With absolute threshold mode:

>>> # Use absolute threshold for improvement
>>> scheduler = braintools.optim.ReduceLROnPlateau(
...     base_lr=0.1,
...     mode='min',
...     factor=0.5,
...     patience=5,
...     threshold=0.001,
...     threshold_mode='abs'  # Absolute improvement threshold
... )
>>> optimizer = braintools.optim.SGD(lr=scheduler, momentum=0.9)
>>> optimizer.register_trainable_weights(model.states(brainstate.ParamState))

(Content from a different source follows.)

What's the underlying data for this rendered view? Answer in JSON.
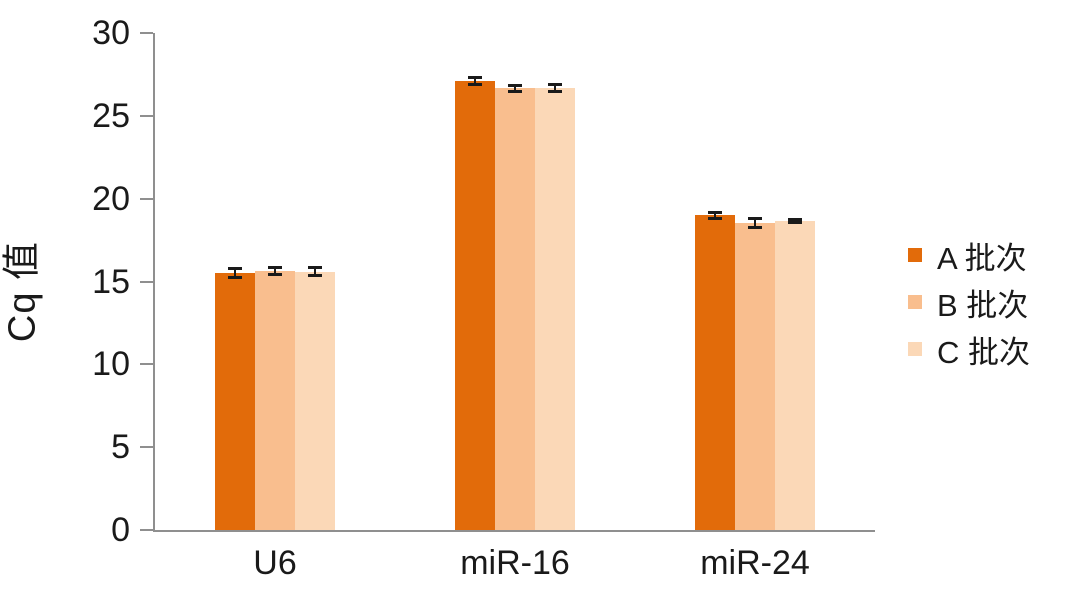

Complete training loop with early stopping:

>>> import jax.numpy as jnp
>>>
>>> model = brainstate.nn.Linear(10, 5)
>>> scheduler = braintools.optim.ReduceLROnPlateau(
...     base_lr=0.01,
...     mode='min',
...     factor=0.5,
...     patience=10,
...     min_lr=1e-5
... )
>>> optimizer = braintools.optim.Adam(lr=scheduler)
>>> optimizer.register_trainable_weights(model.states(brainstate.ParamState))
>>>
>>> best_loss = float('inf')
>>> patience_counter = 0
>>> early_stop_patience = 20
>>>
>>> for epoch in range(200):
...     # Training
...     optimizer.step(grads)
...
...     # Validation
...     val_loss = validate(model, val_loader)
...
...     # Update learning rate
...     old_lr = optimizer.current_lr
...     scheduler.step(val_loss)
...     if optimizer.current_lr < old_lr:
...         print(f"Epoch {epoch}: Reduced LR to {optimizer.current_lr:.6f}")
...
...     # Early stopping
...     if val_loss < best_loss:
...         best_loss = val_loss
...         patience_counter = 0
...         # Save best model
...     else:
...         patience_counter += 1
...         if patience_counter >= early_stop_patience:
...             print(f"Early stopping at epoch {epoch}")
...             break

State persistence:

>>> scheduler = braintools.optim.ReduceLROnPlateau(
...     base_lr=0.1,
...     mode='min',
...     factor=0.5,
...     patience=5
... )
>>> optimizer = braintools.optim.SGD(lr=scheduler, momentum=0.9)
>>> optimizer.register_trainable_weights(model.states(brainstate.ParamState))
>>>
>>> # Train for some epochs
>>> for epoch in range(50):
...     val_loss = train_and_validate(model, optimizer)
...     scheduler.step(val_loss)
>>>
>>> # Save checkpoint
>>> checkpoint = {
...     'epoch': 50,
...     'model': model.state_dict(),
...     'optimizer': optimizer.state_dict(),
...     'scheduler': scheduler.state_dict(),
...     'best_metric': scheduler.best
... }
>>>
>>> # Resume training
>>> new_scheduler = braintools.optim.ReduceLROnPlateau(
...     base_lr=0.1,
...     mode='min',
...     factor=0.5,
...     patience=5
... )
>>> new_scheduler.load_state_dict(checkpoint['scheduler'])
>>> new_scheduler.best = checkpoint['best_metric']

Multiple metrics monitoring:

>>> # Monitor different metrics for different purposes
>>> val_scheduler = braintools.optim.ReduceLROnPlateau(
...     base_lr=0.01,
...     mode='min',
...     factor=0.5,
...     patience=5
... )
>>> optimizer = braintools.optim.Adam(lr=val_scheduler)
>>> optimizer.register_trainable_weights(model.states(brainstate.ParamState))
>>>
>>> for epoch in range(100):
...     optimizer.step(grads)
...     val_loss = validate(model, val_loader)
...
...     # Use validation loss for lr scheduling
...     val_scheduler.step(val_loss)
...
...     # Could also track other metrics separately
...     val_acc = evaluate_accuracy(model, val_loader)
...     print(f"Epoch {epoch}: lr={optimizer.current_lr:.6f}, "
...           f"val_loss={val_loss:.4f}, val_acc={val_acc:.4f}")

See also

StepLR

Fixed step-based learning rate decay

ExponentialLR

Exponential decay

CosineAnnealingLR

Cosine annealing schedule

OneCycleLR

One cycle learning rate policy

References

get_lr()[source]#

Calculate learning rate.

step(metric, epoch=None)[source]#

Step with metric value (JIT-compatible).

Parameters:
  • metric (float) – The metric value to monitor.

  • epoch (int | None) – Optional epoch number.